„Die Militärdiktatur, die 1985 zu Ende ging, hat weniger Opfer gefordert als die heutige Kriminalität“, sagen Bolsonaros Anhänger. Also zurück zu einer Art Militärherrschaft? Der siegreiche Kandidat der ersten Wahlrunde hat tatsächlich durchblicken lassen, dass er die Macht des Militärs radikal stärken will. Wenn nötig, wolle er die Generäle zur Hilfe rufen.

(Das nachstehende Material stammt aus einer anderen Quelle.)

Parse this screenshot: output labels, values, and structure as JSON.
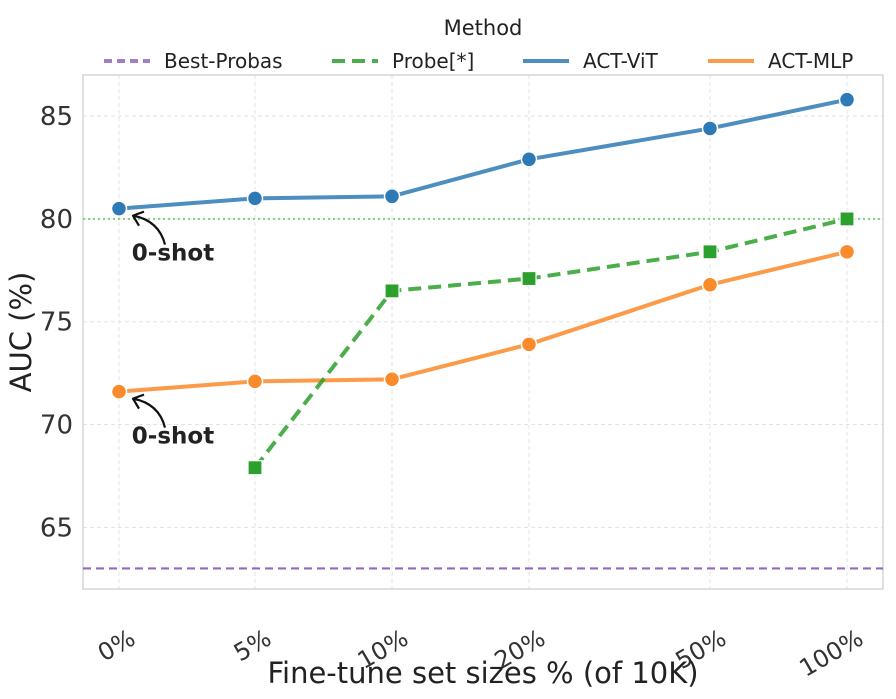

Bolsonaros Stellvertreter ist ein bekannter General.
Auch wenn sich Bolsonaros Gegner im zweiten Wahlgang in drei Wochen hinter dem zweitplatzierten linken Kandidaten Fernando Haddad scharen, wird dies – heutiger Stand – kaum ausreichen, um den Hassredner zu verhindern.
Angesichts der Korruption, der Rezession, der Arbeitslosigkeit und der grassierenden Kriminalität sehnen sich viele Brasilianerinnen und Brasilianer nach einer starken Hand. Das ist verständlich. Doch der Mensch, den sie da wählen, könnte alles nur noch schlimmer machen. Wie es Diktatoren zu tun pflegen, sprach er bereits von Wahlbetrug. Er habe nicht 46 Prozent der Stimmen erhalten, sondern über 50 Prozent. Ohne Wahlfälschung wäre er bereits Präsident. Seine unappetitliche, frauenfeindliche Rhetorik scheint seinen Erfolg nicht zu schmälern. Die Frauen seien „zum Vergnügen der Männer“ da. Einer Politikerin rief er zu, sie sei „zu hässlich, um vergewaltigt zu werden“.
Dass viele Frauen ihn gewählt haben, erstaunt. Die Medien brauche es nicht, sagt er. Er kommuniziere per Twitter. Politische Gegner sollten notfalls „liquidiert“ werden. Schwule wären „am besten nie geboren“. Schwarze seien „zu dumm, um Kinder zu kriegen“. Beraten wurde Bolsonaro vom ehemaligen Trump-Adlatus Steve Bannon. Ein konkretes Programm zur Bewältigung der Krise hat Bolsonaro nicht. Es ist nicht anzunehmen, dass er die Probleme lösen wird.
„Nunca mais!“, „nie wieder!“, schrien viele, als 1985 die Militärdiktatur mit ihren Menschenrechtsverbrechen zu Ende ging. Doch 33 Jahre nach dem Ende der brasilianischen Militärherrschaft sind die Brasilianer und Brasilianerinnen dabei, das Rad zurückzudrehen, der Demokratie einen schweren Schlag zu versetzen – und einen faschistoiden Hetzer auf den Präsidentenstuhl zu setzen.